Diuretics—Water Pills
Thiazides—Strong Blood Pressure Drugs
First group is thiazides, medicines such as Hydrochlorothiazide and Chlorthalidone. Thiazides rank as weak diuretics, but they carry immense potential as a blood pressure medication. This is why thiazides remain the first-line blood pressure medication for many patients. In the early stages of CKD, thiazide can easily manage blood pressure and fluid balance. However, in late stages or if heart failure kicks in, these compounds confer no protection against excess water, requiring additional support.
Loop Diuretics—Potent Water Pills
This additional support, or more commonly, substitution, is provided by loop diuretics, such as Lasix or Bumex.
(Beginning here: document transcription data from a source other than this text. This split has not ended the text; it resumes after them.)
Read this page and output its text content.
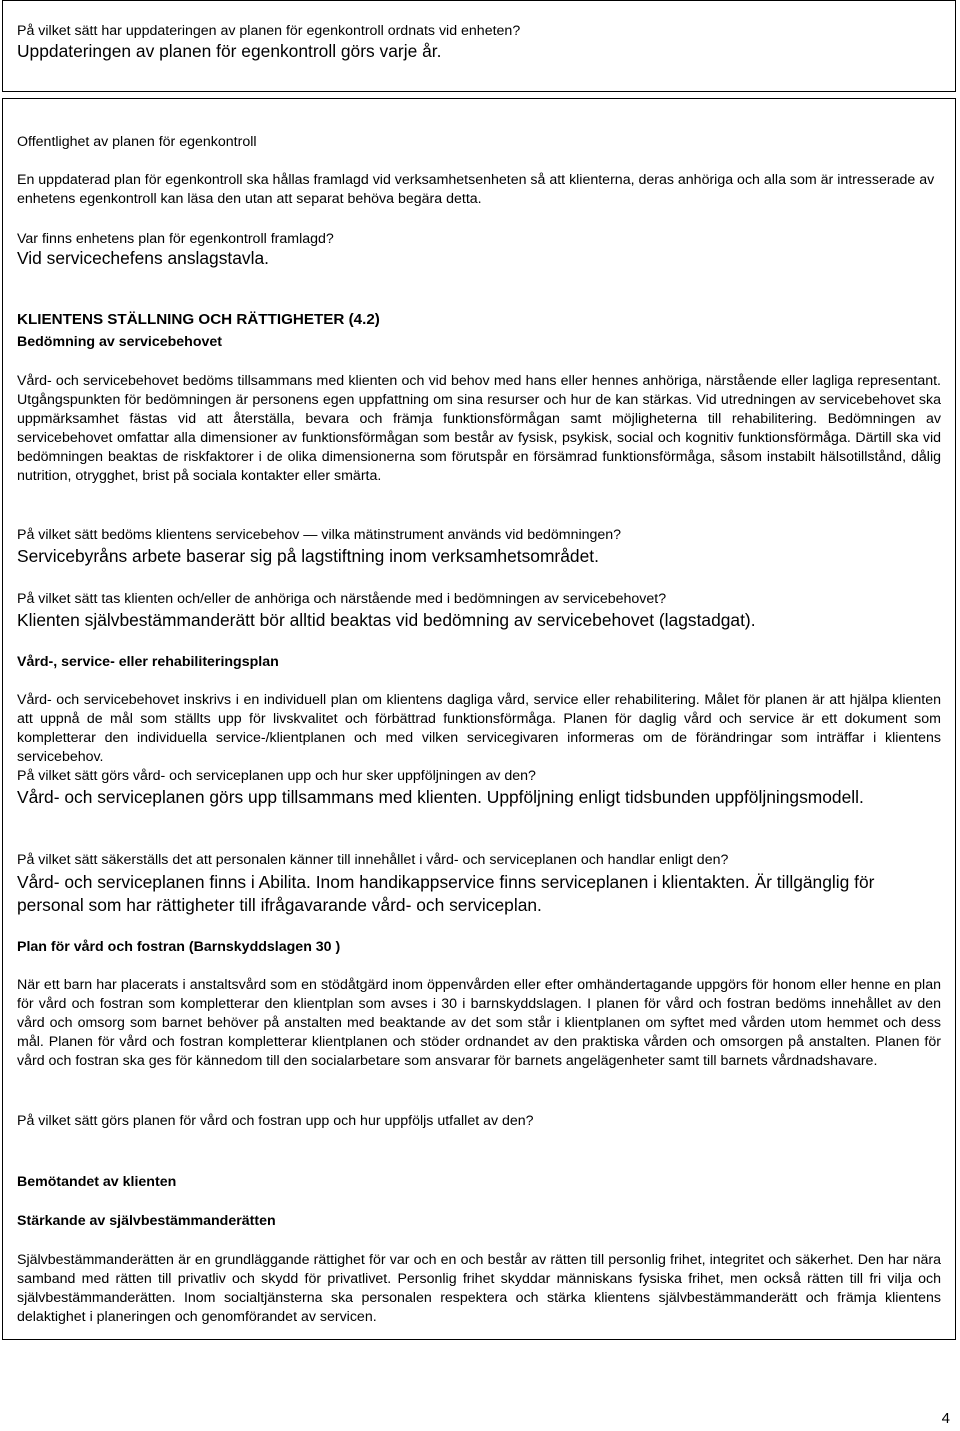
På vilket sätt har uppdateringen av planen för egenkontroll ordnats vid enheten?

Uppdateringen av planen för egenkontroll görs varje år.

Offentlighet av planen för egenkontroll

En uppdaterad plan för egenkontroll ska hållas framlagd vid verksamhetsenheten så att klienterna, deras anhöriga och alla som är intresserade av enhetens egenkontroll kan läsa den utan att separat behöva begära detta.

Var finns enhetens plan för egenkontroll framlagd?

Vid servicechefens anslagstavla.

KLIENTENS STÄLLNING OCH RÄTTIGHETER (4.2)

Bedömning av servicebehovet

Vård- och servicebehovet bedöms tillsammans med klienten och vid behov med hans eller hennes anhöriga, närstående eller lagliga representant. Utgångspunkten för bedömningen är personens egen uppfattning om sina resurser och hur de kan stärkas. Vid utredningen av servicebehovet ska uppmärksamhet fästas vid att återställa, bevara och främja funktionsförmågan samt möjligheterna till rehabilitering. Bedömningen av servicebehovet omfattar alla dimensioner av funktionsförmågan som består av fysisk, psykisk, social och kognitiv funktionsförmåga. Därtill ska vid bedömningen beaktas de riskfaktorer i de olika dimensionerna som förutspår en försämrad funktionsförmåga, såsom instabilt hälsotillstånd, dålig nutrition, otrygghet, brist på sociala kontakter eller smärta.

På vilket sätt bedöms klientens servicebehov — vilka mätinstrument används vid bedömningen?

Servicebyråns arbete baserar sig på lagstiftning inom verksamhetsområdet.

På vilket sätt tas klienten och/eller de anhöriga och närstående med i bedömningen av servicebehovet?

Klienten självbestämmanderätt bör alltid beaktas vid bedömning av servicebehovet (lagstadgat).

Vård-, service- eller rehabiliteringsplan

Vård- och servicebehovet inskrivs i en individuell plan om klientens dagliga vård, service eller rehabilitering. Målet för planen är att hjälpa klienten att uppnå de mål som ställts upp för livskvalitet och förbättrad funktionsförmåga. Planen för daglig vård och service är ett dokument som kompletterar den individuella service-/klientplanen och med vilken servicegivaren informeras om de förändringar som inträffar i klientens servicebehov.

På vilket sätt görs vård- och serviceplanen upp och hur sker uppföljningen av den?

Vård- och serviceplanen görs upp tillsammans med klienten. Uppföljning enligt tidsbunden uppföljningsmodell.

På vilket sätt säkerställs det att personalen känner till innehållet i vård- och serviceplanen och handlar enligt den?

Vård- och serviceplanen finns i Abilita. Inom handikappservice finns serviceplanen i klientakten. Är tillgänglig för personal som har rättigheter till ifrågavarande vård- och serviceplan.

Plan för vård och fostran (Barnskyddslagen 30 )

När ett barn har placerats i anstaltsvård som en stödåtgärd inom öppenvården eller efter omhändertagande uppgörs för honom eller henne en plan för vård och fostran som kompletterar den klientplan som avses i 30 i barnskyddslagen. I planen för vård och fostran bedöms innehållet av den vård och omsorg som barnet behöver på anstalten med beaktande av det som står i klientplanen om syftet med vården utom hemmet och dess mål. Planen för vård och fostran kompletterar klientplanen och stöder ordnandet av den praktiska vården och omsorgen på anstalten. Planen för vård och fostran ska ges för kännedom till den socialarbetare som ansvarar för barnets angelägenheter samt till barnets vårdnadshavare.

På vilket sätt görs planen för vård och fostran upp och hur uppföljs utfallet av den?

Bemötandet av klienten

Stärkande av självbestämmanderätten

Självbestämmanderätten är en grundläggande rättighet för var och en och består av rätten till personlig frihet, integritet och säkerhet. Den har nära samband med rätten till privatliv och skydd för privatlivet. Personlig frihet skyddar människans fysiska frihet, men också rätten till fri vilja och självbestämmanderätten. Inom socialtjänsterna ska personalen respektera och stärka klientens självbestämmanderätt och främja klientens delaktighet i planeringen och genomförandet av servicen.

4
These drugs are potent diuretics. They can bring the scale of water balance to a healthy level in a matter of days. Even though this strong action makes them the choice diuretics for heart failure or kidney failure, the same strength could cause a steep drop in kidney function if used without vigilance. Hence, it takes many weeks to fine-tune the dose of loop diuretics for patients with simultaneous heart and kidney failure.
The patient has to endure this ordeal every time he gets a setback. For example, whenever a patient’s heart failure gets out of control requiring hospital admission, the invalid has to go through the watchful period again before finding the appropriate dose for his new state.
Potassium Sparing Diuretics—A Nightmare
This epithet comes from the fact that, in contrast to other diuretics, drugs in this class do not enhance the potassium excretion in the urine. In this group, we have drugs like Aldactone and Eplerenone. Just like thiazides, these drugs are used primarily for blood pressure control and rarely as water pills. Even for blood pressure management, they are seldom used, for we have a slew of other drugs for blood pressure management. However, Aldactone is a mandatory drug for heart failure patients with weak pumping capacity. When these heart failure patients develop kidney failure, the medical team faces an unprecedented challenge. Like all other diuretics, Aldactone causes minor variations in creatinine levels, but the worst thing about this medicine is its effect on potassium, its ability to push the potassium level off the charts, making disease management a nightmare.
ACEIs and ARBs
These are two classes of drugs. ACEIs medications usually end in -pril, such as Lisinopril, while ARBs end with -tan, such as Losartan. For almost the last two decades, these formulas have proved a formidable tool for nephrologists to slow down the progression of kidney disease. Commonly known as blood pressure medications, these drugs confer additional benefits for kidney disease, benefits beyond controlling blood pressure. Furthermore, these beneficial effects are not limited to the kidney. The miracle drugs, research showed, fend the heart from further structural changes after a heart attack and heart failure.
Yet, their delivery and dosage in patients with combined heart and kidney failure pose a serious challenge. Minor deviation from a healthy routine can derail a stable patient, resulting in a series of adverse events: low blood pressure, worsening kidney function, and, most dangerously, the rise of potassium levels in the blood.
The Take Home
The combination of heart failure and kidney failure is a very challenging clinical scenario. Therefore, the first objective is always prevention, meaning that when one organ becomes sick, protect the other with every available means. However, such success is not always possible. Once a patent develops both heart and kidney failure, however, the best strategy to keep you from derailing is a healthy routine and compliance with medication and dietary restrictions. More importantly, avoid playing with your medication, for minor manipulations with medicines in these individuals can lead to larger-than-expected adverse events. So, if you have any concerns, talk to your physicians before tweaking these powerful tablets.